- Scene from the film
- Directed by: Gustav Ucicky
- Written by: Walter Reisch
- Produced by: Alexander Kolowrat
- Starring: Anny Ondra; Igo Sym; Nita Naldi;
- Cinematography: Gustav Ucicky; Eduard von Borsody;
- Distributed by: Sascha-Film
- Release date: January 1927;
- Running time: 50 minutes
- Country: Austria
- Language: German

= Die Pratermizzi =

1926 film

Die Pratermizzi (literally, "Mizzi of the Prater") is an Austrian silent drama film directed by Gustav Ucicky in 1926, released in January 1927, and starring Anny Ondra, Igo Sym and Nita Naldi. The film was long believed lost until its rediscovery in 2005. The film's art direction was by Artur Berger and Emil Stepanek.
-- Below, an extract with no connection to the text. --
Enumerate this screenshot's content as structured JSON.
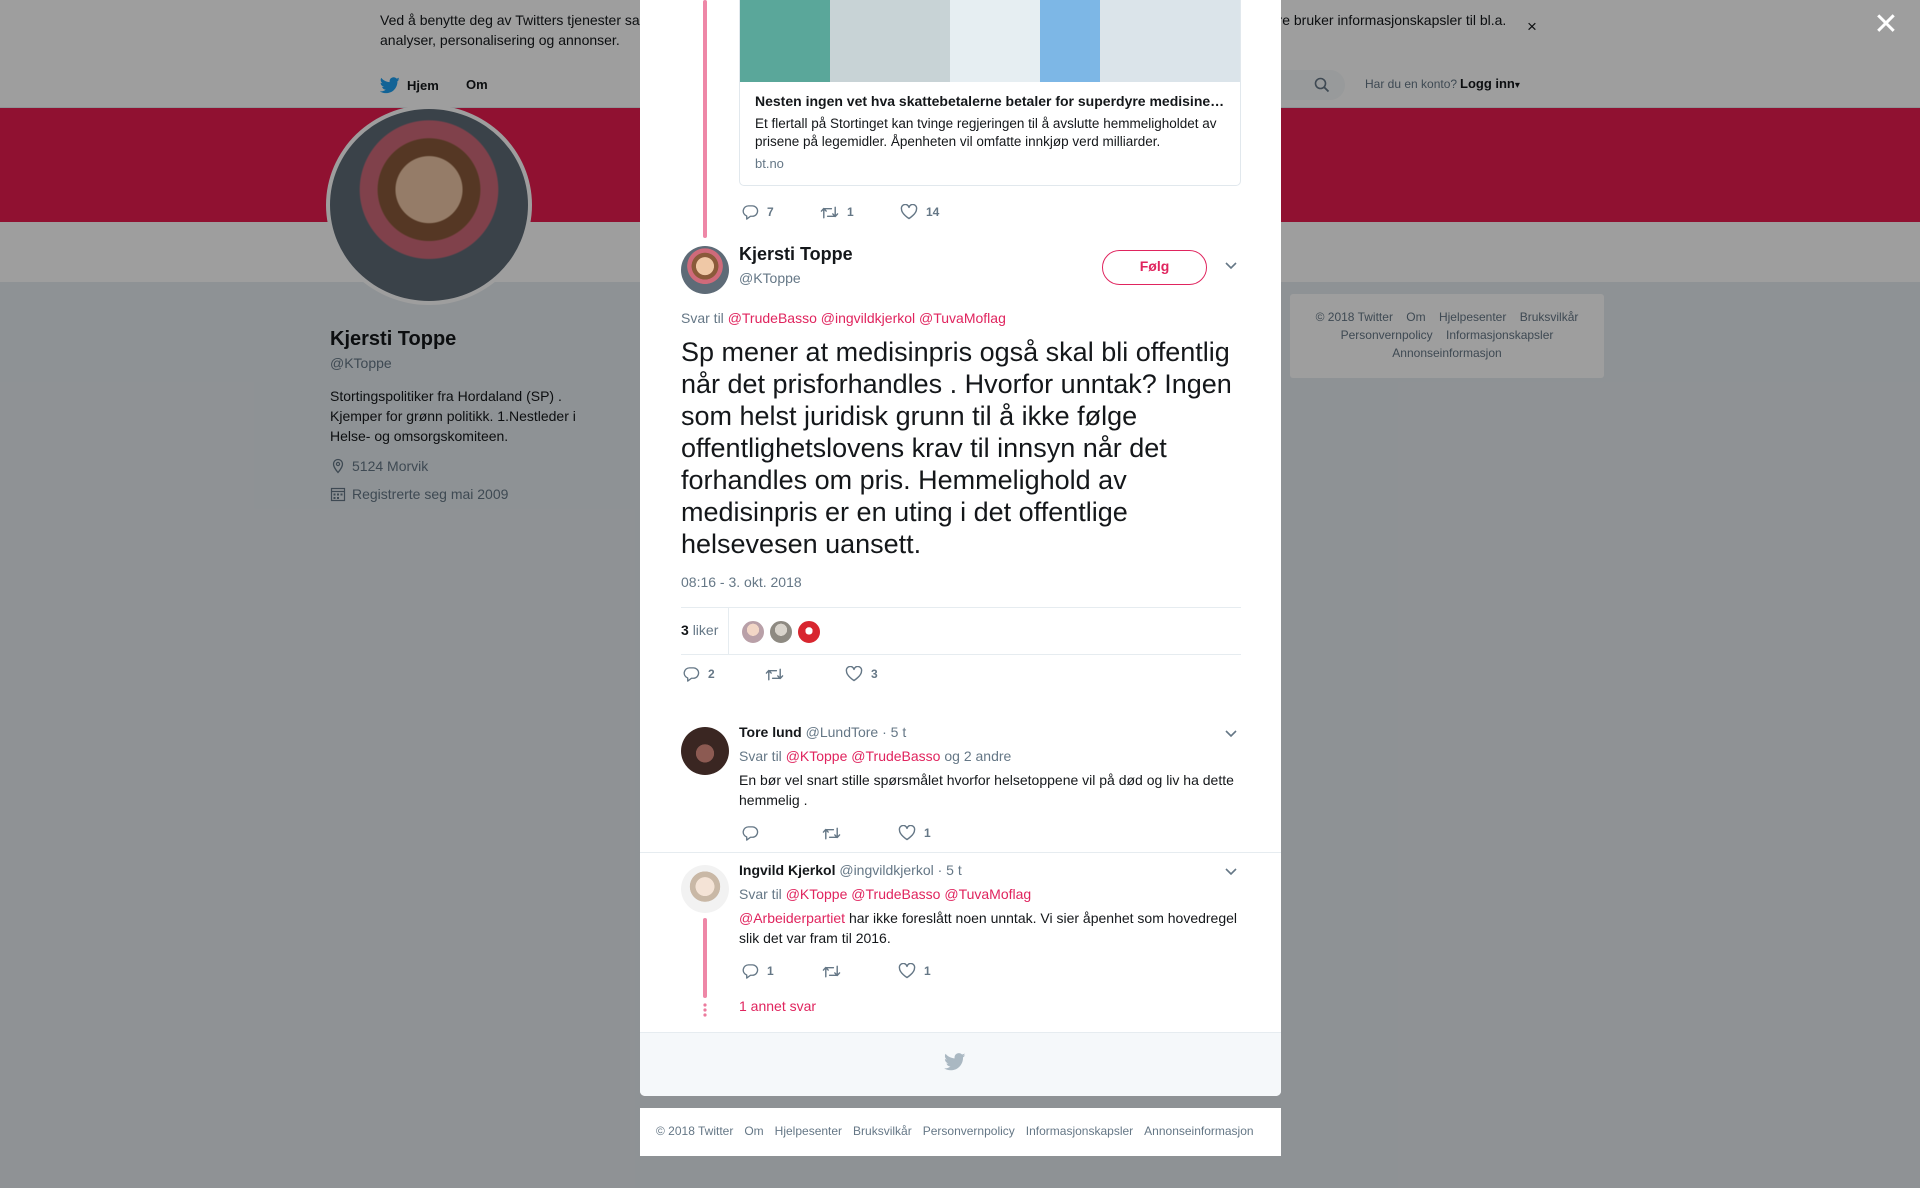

This was the last major film role of Nita Naldi, whose career did not survive the advent of the talkies.

==Plot==
Marie, a cashier in the tunnel of love Zum Walfisch on the Prater in Vienna, and Baron Christian von B. fall in love, but their relationship is disrupted by the capricious involvement of the dancer Valette, who always wears a mask. Christian eventually follows Valette to Paris. When he tears the golden mask from her face he is shocked to discover that she is disfigured by a disease. He returns to Vienna with the intention of putting an end to his life, but at the last minute Marie is able to save him.
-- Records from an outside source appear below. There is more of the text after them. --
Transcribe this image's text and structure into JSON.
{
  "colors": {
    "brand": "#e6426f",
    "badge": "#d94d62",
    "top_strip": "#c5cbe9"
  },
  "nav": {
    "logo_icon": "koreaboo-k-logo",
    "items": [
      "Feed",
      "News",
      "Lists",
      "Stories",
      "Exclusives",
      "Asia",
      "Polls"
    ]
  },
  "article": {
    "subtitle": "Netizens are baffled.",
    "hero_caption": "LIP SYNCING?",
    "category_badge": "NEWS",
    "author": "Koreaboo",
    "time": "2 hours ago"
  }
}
The ride through the tunnel of love is associated in this film with the journey into one's own self.

==Cast==
- Igo Sym as Freiherr Christian von B.
- Anny Ondra as Marie
- Nita Naldi as Valette, the dancer with the mask
- Hedy Pfundmayr as the dancer's double
- Carl Götz as Herr von Z.
- Ferdinand Leopoldi as Adam Lorenz Stingl, owner of the tunnel of love
- Hugo Thimig as Matthias Veitschberger

==History of the film==
In 2005 a print of the Pratermizzi on a base of the inflammable cellulose nitrate was discovered in the archives of the Centre national de la cinématographie. It was successfully copied and restored in time to be shown at the opening of Prater Film Festival the same year.

Excerpts from the film were published by the Filmarchiv Austria on the DVD "Der Wiener Prater im Film" in July 2005.